A receita bruta líquida de devoluções somou R$ 1,072 bilhão, avanço de 10,5%. O calendário de feriados e a Copa do Mundo tiraram 2,0 pontos percentuais do fluxo de clientes nos shoppings, e sem esses efeitos o crescimento seria de 12,5%.
Joias, cerca de metade das vendas, cresceram 11,9%, com Prata Vivara e Prata/Ouro saltando de 6,8% para 10,3% da categoria. Relógios subiram 18,2% e Life, 5,6%. O canal digital avançou 21,2%, para R$ 153,5 milhões.
Margem bruta resiste à alta dos metais
O lucro bruto chegou a R$ 597,7 milhões, alta de 8,8%, com margem de 71,7%. Frente ao 1º trimestre, o indicador ganhou 1,9 ponto percentual, num período de forte valorização do ouro e da prata.
O Ebitda somou R$ 205,4 milhões, alta de 4,9%, e a margem cedeu 1,1 ponto percentual, para 24,7%. As despesas operacionais subiram 10,9%, puxadas por pessoal, marketing e frete, e consumiram 47,2% da receita líquida.

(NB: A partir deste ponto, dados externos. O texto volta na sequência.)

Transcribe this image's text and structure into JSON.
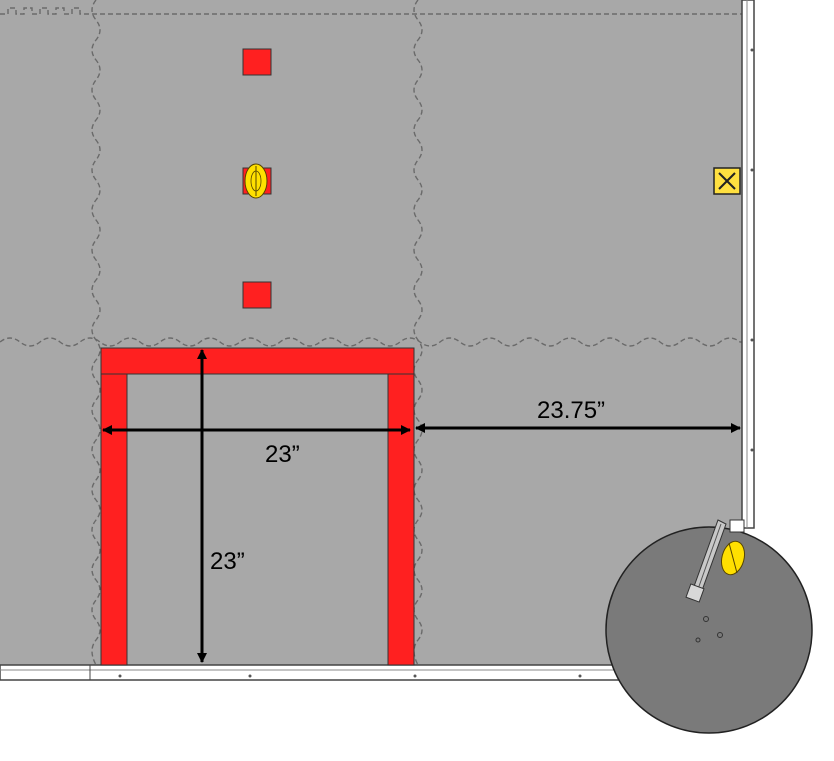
{
  "diagram": {
    "dimensions": {
      "frame_width": "23”",
      "frame_height": "23”",
      "gap_to_wall": "23.75”"
    },
    "colors": {
      "mat": "#a8a8a8",
      "mat_seam": "#6a6a6a",
      "frame_red": "#ff2020",
      "marker_red": "#ff2020",
      "yellow": "#ffe000",
      "disc": "#7a7a7a",
      "wall": "#ffffff",
      "arrow": "#000000"
    }
  }
}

Estoque menor sustenta o caixa
A geração de caixa operacional foi de R$ 147,3 milhões, equivalente a 71,7% do Ebitda do trimestre. O prazo de estoques encerrou junho em 582 dias, 88 a menos que um ano antes, e a dívida líquida recuou para R$ 140,9 milhões.
No trimestre foram abertas 17 lojas, 4 da bandeira Vivara e 13 da Life, levando a rede a 520 pontos de venda ante 469 em junho de 2025. A participação no mercado brasileiro de joias subiu 2,7 pontos percentuais, para 25,4%.